Pyramid scheme is a good metaphor for high-stakes language tests as a pyramid scheme is defined as a scheme which attracts a large number of people under often fraudulent, short term, or other unsustainable promise (Nat & Keep, 2002; Nolasco, Vaughn, & del Carmen, 2013). A pyramid scheme is sustained because people who join the game with the allure of the scheme fail to develop a healthy distance to the rules of the game. This is similar to the notion of illusio by Bourdieu and Wacquant (1992) who elaborate that when people join a game, the allure of the game prevent them from developing a healthy view and a critique of the game. High-stake languages tests are not simple business frauds. What makes the difference between a business fraud and a pyramid scheme is that the latter has a certain allure and promise that many of the participants believe in the return on their investment (Krige 2012), even when only the initial few participants could truly benefit, as it is the case with a high-stakes language test, that now has become too widely used to generate the promised returns for all participants as it did once.

Key Terms in this Chapter

Pyramid Scheme: A scheme which attracts many people under often fraudulent, short term, or other unsustainable promise.
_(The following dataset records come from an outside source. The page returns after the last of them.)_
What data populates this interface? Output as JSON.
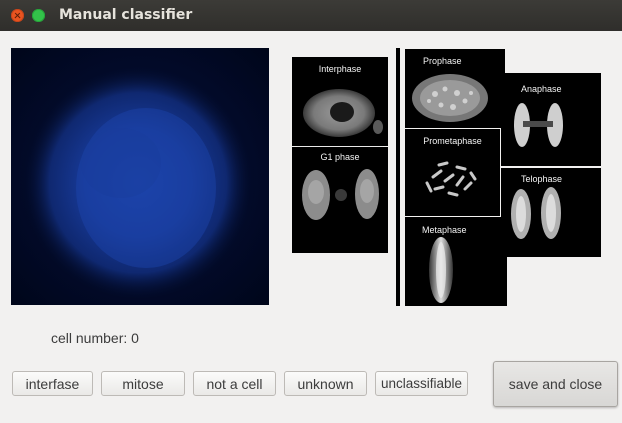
{
  "window": {
    "title": "Manual classifier",
    "buttons": [
      "close-icon",
      "maximize-icon"
    ],
    "colors": {
      "close": "#e95420",
      "maximize": "#33c24a",
      "titlebar": "#3c3b37"
    }
  },
  "cell_image": {
    "colors": {
      "background": "#00061a",
      "nucleus": "#1b3fa0"
    }
  },
  "reference": {
    "panels": [
      {
        "label": "Interphase"
      },
      {
        "label": "G1 phase"
      },
      {
        "label": "Prophase"
      },
      {
        "label": "Prometaphase"
      },
      {
        "label": "Metaphase"
      },
      {
        "label": "Anaphase"
      },
      {
        "label": "Telophase"
      }
    ]
  },
  "status": {
    "cell_number_label": "cell number: 0"
  },
  "actions": {
    "interfase": "interfase",
    "mitose": "mitose",
    "not_a_cell": "not a cell",
    "unknown": "unknown",
    "unclassifiable": "unclassifiable",
    "save_and_close": "save and close"
  }
}
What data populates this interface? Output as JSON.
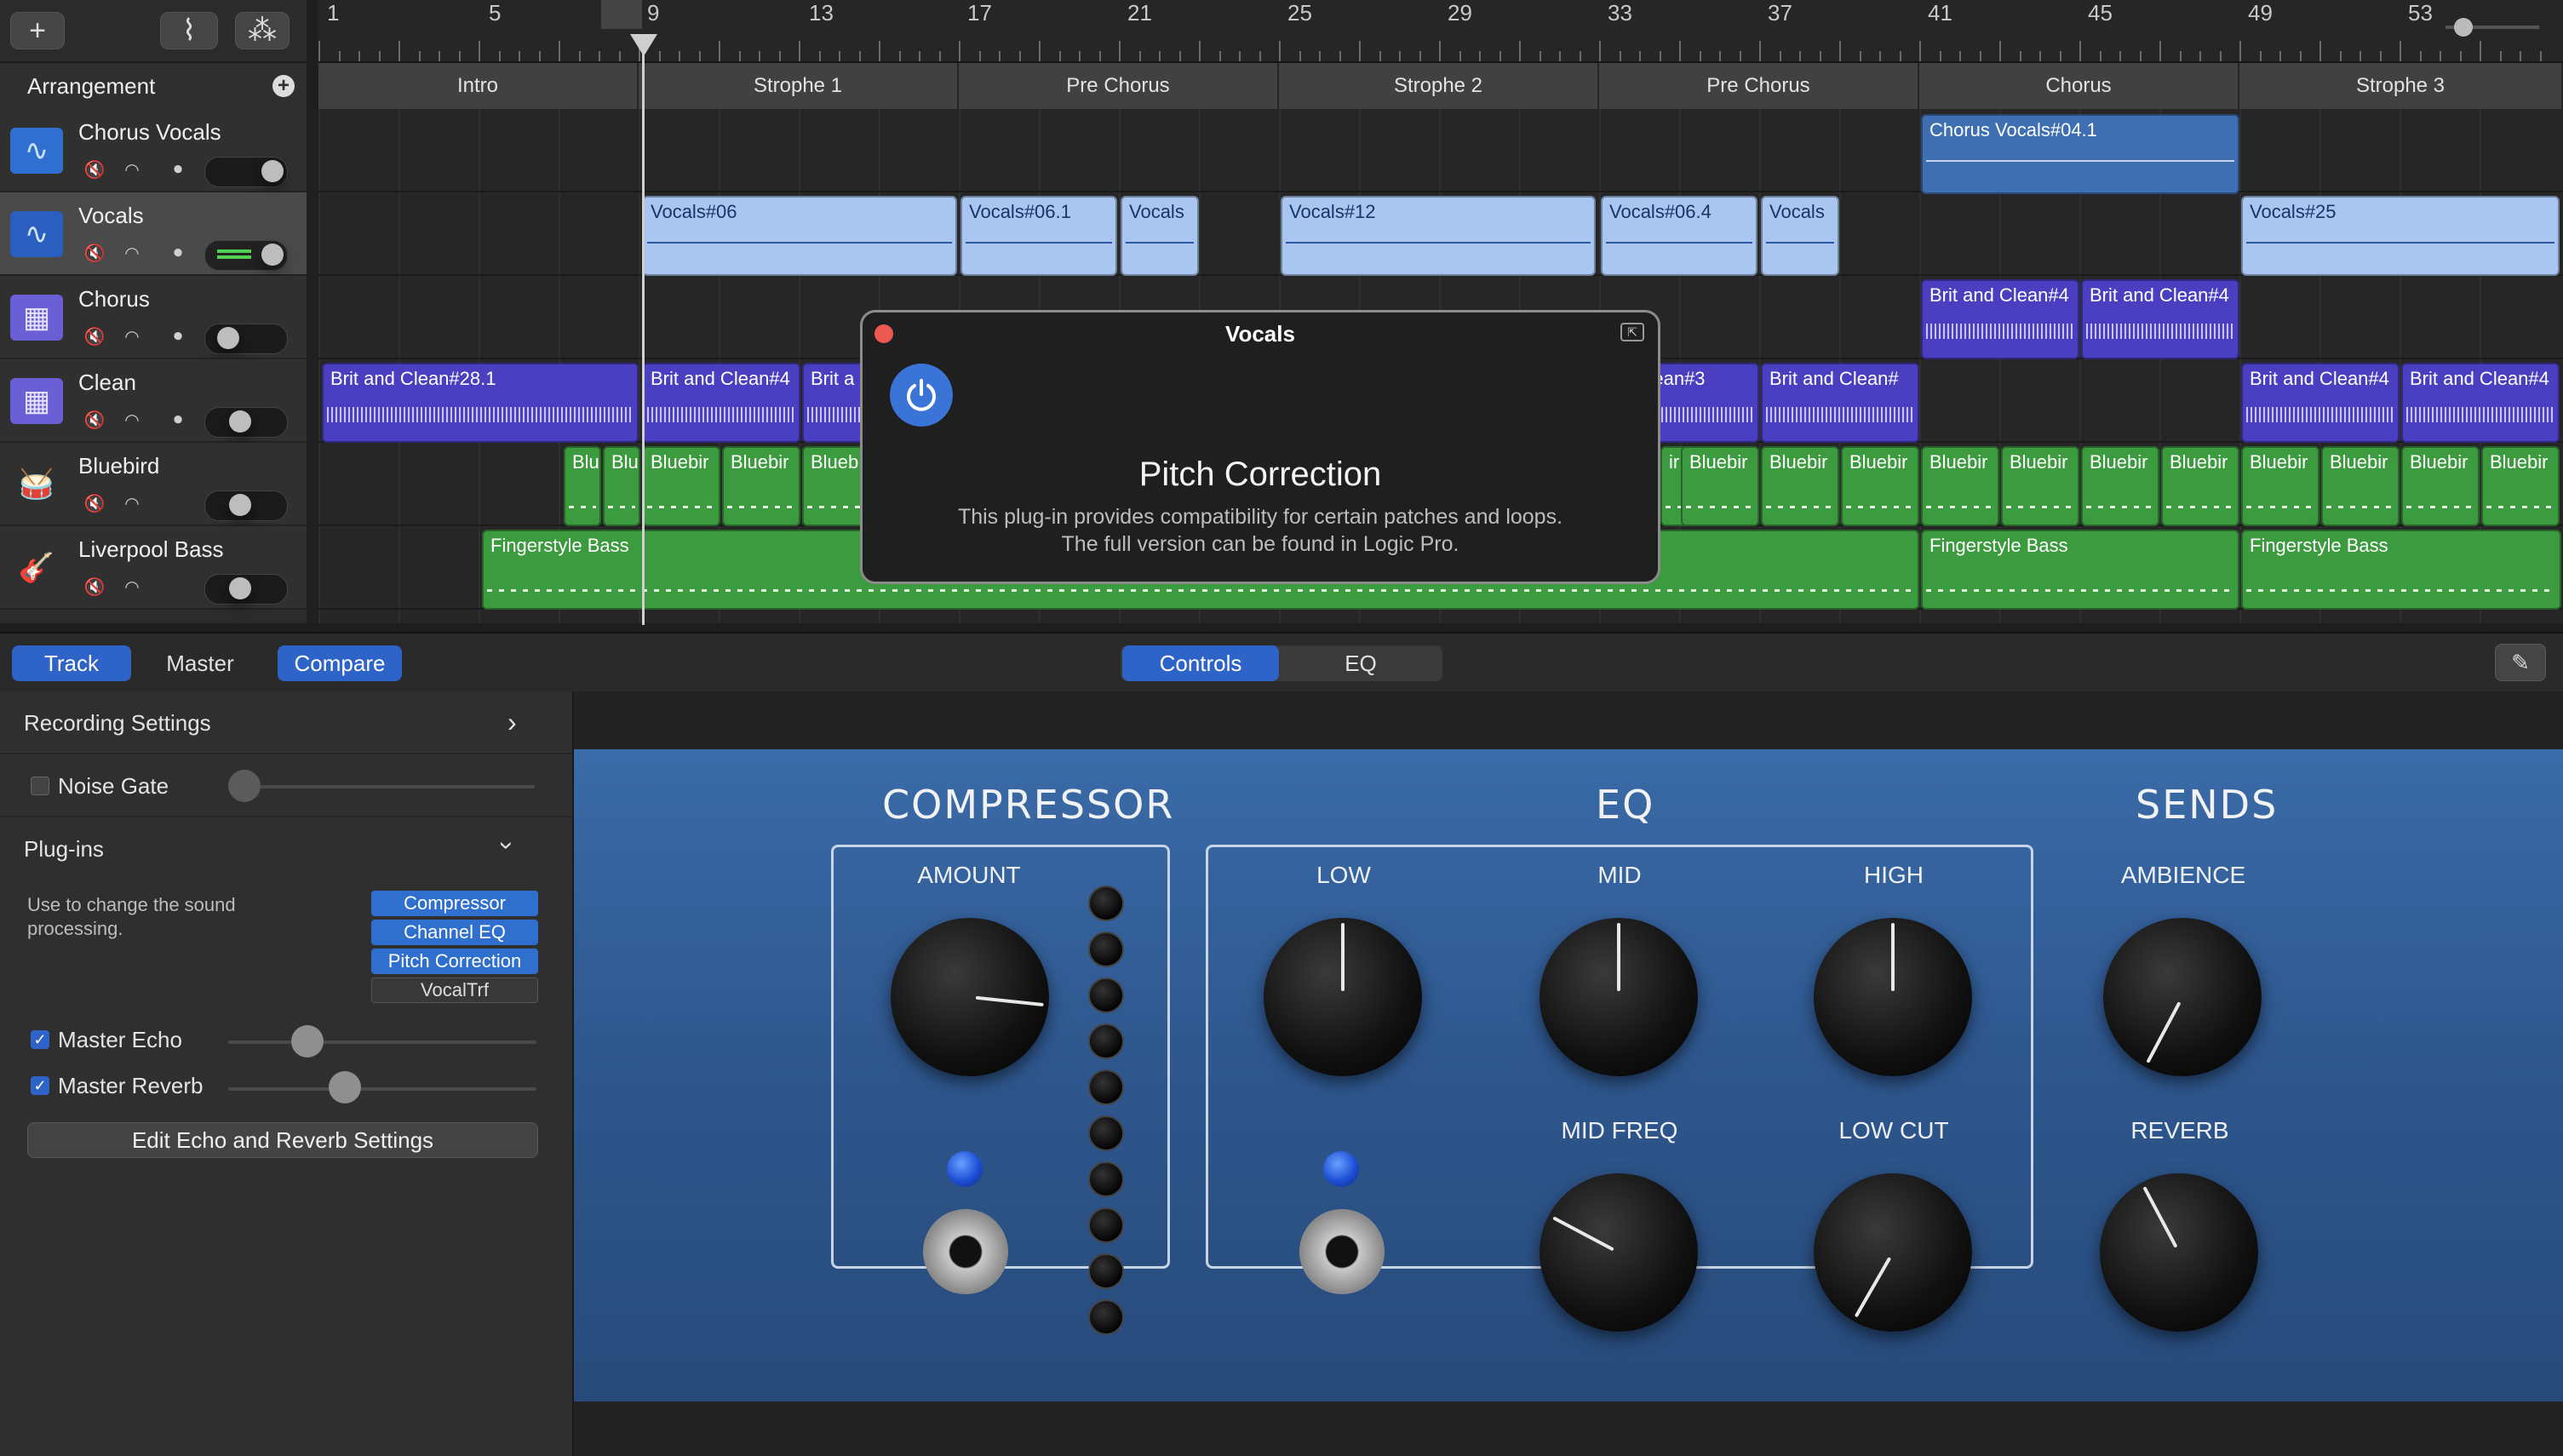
{
  "toolbar": {
    "add": "+",
    "automation": "⌇",
    "smart": "⁂"
  },
  "ruler": {
    "bars": [
      "1",
      "5",
      "9",
      "13",
      "17",
      "21",
      "25",
      "29",
      "33",
      "37",
      "41",
      "45",
      "49",
      "53"
    ]
  },
  "arrangement": {
    "title": "Arrangement",
    "add": "+",
    "markers": [
      "Intro",
      "Strophe 1",
      "Pre Chorus",
      "Strophe 2",
      "Pre Chorus",
      "Chorus",
      "Strophe 3"
    ]
  },
  "tracks": [
    {
      "name": "Chorus Vocals"
    },
    {
      "name": "Vocals"
    },
    {
      "name": "Chorus"
    },
    {
      "name": "Clean"
    },
    {
      "name": "Bluebird"
    },
    {
      "name": "Liverpool Bass"
    }
  ],
  "regions": {
    "chorus_vocals": [
      "Chorus Vocals#04.1"
    ],
    "vocals": [
      "Vocals#06",
      "Vocals#06.1",
      "Vocals",
      "Vocals#12",
      "Vocals#06.4",
      "Vocals",
      "Vocals#25"
    ],
    "chorus": [
      "Brit and Clean#4",
      "Brit and Clean#4"
    ],
    "clean": [
      "Brit and Clean#28.1",
      "Brit and Clean#4",
      "Brit a",
      "nd Clean#3",
      "Brit and Clean#",
      "Brit and Clean#4",
      "Brit and Clean#4"
    ],
    "bluebird": [
      "Blu",
      "Blu",
      "Bluebir",
      "Bluebir",
      "Blueb",
      "ir",
      "Bluebir",
      "Bluebir",
      "Bluebir",
      "Bluebir",
      "Bluebir",
      "Bluebir",
      "Bluebir",
      "Bluebir",
      "Bluebir",
      "Bluebir",
      "Bluebir"
    ],
    "bass": [
      "Fingerstyle Bass",
      "Fingerstyle Bass",
      "Fingerstyle Bass"
    ]
  },
  "popup": {
    "title": "Vocals",
    "heading": "Pitch Correction",
    "line1": "This plug-in provides compatibility for certain patches and loops.",
    "line2": "The full version can be found in Logic Pro."
  },
  "bottom_toolbar": {
    "tabs": [
      "Track",
      "Master",
      "Compare"
    ],
    "view_tabs": [
      "Controls",
      "EQ"
    ]
  },
  "left_panel": {
    "recording_settings": "Recording Settings",
    "noise_gate": "Noise Gate",
    "plugins": "Plug-ins",
    "plugins_desc_1": "Use to change the sound",
    "plugins_desc_2": "processing.",
    "plugin_list": [
      "Compressor",
      "Channel EQ",
      "Pitch Correction",
      "VocalTrf"
    ],
    "master_echo": "Master Echo",
    "master_reverb": "Master Reverb",
    "edit_button": "Edit Echo and Reverb Settings"
  },
  "plugin": {
    "sections": [
      "COMPRESSOR",
      "EQ",
      "SENDS"
    ],
    "knobs": {
      "amount": "AMOUNT",
      "low": "LOW",
      "mid": "MID",
      "high": "HIGH",
      "mid_freq": "MID FREQ",
      "low_cut": "LOW CUT",
      "ambience": "AMBIENCE",
      "reverb": "REVERB"
    }
  },
  "colors": {
    "accent": "#2e63c8",
    "audio_region": "#3f6fb3",
    "audio_region_light": "#a8c6f0",
    "purple_region": "#4b3fc1",
    "green_region": "#3d9b3f",
    "plugin_face": "#2f588f"
  }
}
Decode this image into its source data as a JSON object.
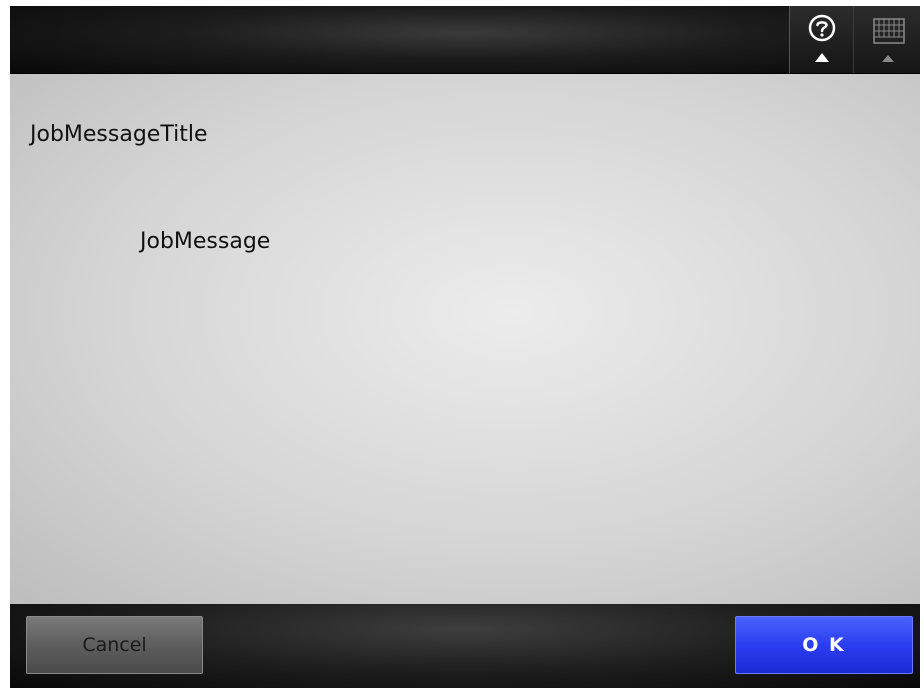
{
  "header": {
    "help_icon": "help-question-icon",
    "keyboard_icon": "keyboard-icon"
  },
  "message": {
    "title": "JobMessageTitle",
    "body": "JobMessage"
  },
  "footer": {
    "cancel_label": "Cancel",
    "ok_label": "O K"
  },
  "colors": {
    "ok_button": "#2b3ef0",
    "cancel_button": "#5e5e5e",
    "background": "#d6d6d6"
  }
}
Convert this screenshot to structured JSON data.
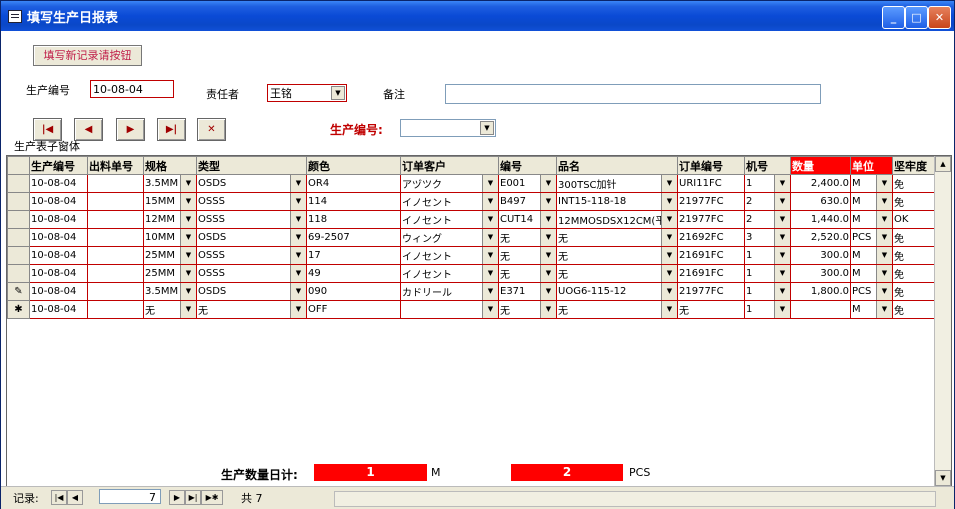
{
  "window": {
    "title": "填写生产日报表",
    "icons": {
      "app": "form-icon",
      "minimize": "minimize-icon",
      "maximize": "maximize-icon",
      "close": "close-icon"
    }
  },
  "form": {
    "new_record_button": "填写新记录请按钮",
    "production_no_label": "生产编号",
    "production_no_value": "10-08-04",
    "responsible_label": "责任者",
    "responsible_value": "王铭",
    "remarks_label": "备注",
    "remarks_value": "",
    "lookup_label": "生产编号:",
    "lookup_value": "",
    "subform_caption": "生产表子窗体",
    "nav_icons": [
      "first-record-icon",
      "prev-record-icon",
      "next-record-icon",
      "last-record-icon",
      "delete-record-icon"
    ],
    "nav_glyphs": [
      "|◀",
      "◀",
      "▶",
      "▶|",
      "✕"
    ]
  },
  "grid": {
    "columns": [
      "生产编号",
      "出料单号",
      "规格",
      "类型",
      "颜色",
      "订单客户",
      "编号",
      "品名",
      "订单编号",
      "机号",
      "数量",
      "单位",
      "坚牢度"
    ],
    "rows": [
      {
        "sel": "",
        "cells": [
          "10-08-04",
          "",
          "3.5MM",
          "OSDS",
          "OR4",
          "アヅツク",
          "E001",
          "300TSC加针",
          "URI11FC",
          "1",
          "2,400.0",
          "M",
          "免"
        ]
      },
      {
        "sel": "",
        "cells": [
          "10-08-04",
          "",
          "15MM",
          "OSSS",
          "114",
          "イノセント",
          "B497",
          "INT15-118-18",
          "21977FC",
          "2",
          "630.0",
          "M",
          "免"
        ]
      },
      {
        "sel": "",
        "cells": [
          "10-08-04",
          "",
          "12MM",
          "OSSS",
          "118",
          "イノセント",
          "CUT14",
          "12MMOSDSX12CM(平)",
          "21977FC",
          "2",
          "1,440.0",
          "M",
          "OK"
        ]
      },
      {
        "sel": "",
        "cells": [
          "10-08-04",
          "",
          "10MM",
          "OSDS",
          "69-2507",
          "ウィング",
          "无",
          "无",
          "21692FC",
          "3",
          "2,520.0",
          "PCS",
          "免"
        ]
      },
      {
        "sel": "",
        "cells": [
          "10-08-04",
          "",
          "25MM",
          "OSSS",
          "17",
          "イノセント",
          "无",
          "无",
          "21691FC",
          "1",
          "300.0",
          "M",
          "免"
        ]
      },
      {
        "sel": "",
        "cells": [
          "10-08-04",
          "",
          "25MM",
          "OSSS",
          "49",
          "イノセント",
          "无",
          "无",
          "21691FC",
          "1",
          "300.0",
          "M",
          "免"
        ]
      },
      {
        "sel": "✎",
        "cells": [
          "10-08-04",
          "",
          "3.5MM",
          "OSDS",
          "090",
          "カドリール",
          "E371",
          "UOG6-115-12",
          "21977FC",
          "1",
          "1,800.0",
          "PCS",
          "免"
        ]
      },
      {
        "sel": "✱",
        "cells": [
          "10-08-04",
          "",
          "无",
          "无",
          "OFF",
          "",
          "无",
          "无",
          "无",
          "1",
          "",
          "M",
          "免"
        ]
      }
    ]
  },
  "summary": {
    "label": "生产数量日计:",
    "m_value": "1",
    "m_unit": "M",
    "pcs_value": "2",
    "pcs_unit": "PCS"
  },
  "statusbar": {
    "record_label": "记录:",
    "current_record": "7",
    "total_label": "共 7"
  },
  "colors": {
    "accent_red": "#ff0000",
    "border_red": "#c00000",
    "title_blue": "#0a4ad6"
  }
}
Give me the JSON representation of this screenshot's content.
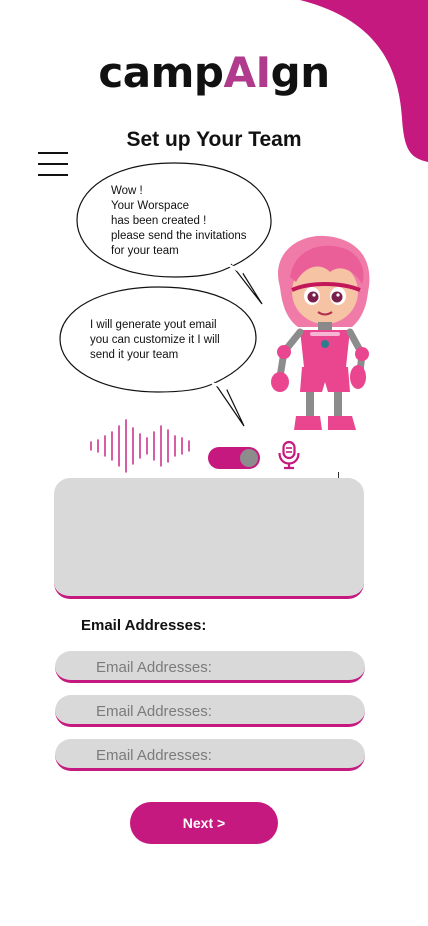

Reliability: The consistency of test scores across facets of the test.

TOEFL: A high stakes test used to assess people’s English language proficiency.

Illusio: The allure of a cultural, social, or economic game that people play and lose their ability to develop a healthy vision of the game by the act of playing it routinely.

Trinitarian Approach: An approach that considers criterion-oriented (predictive), content, and construct validity for the assessment of test validity.

High Stakes Tests: A linguistic threshold that enables people to measure their English language proficiency in a meaningful manner.

Language Proficiency Assessment: Measuring language skills of a person through testing methods.

Validity: Discovering whether a test measures accurately what it is intended to measure or not.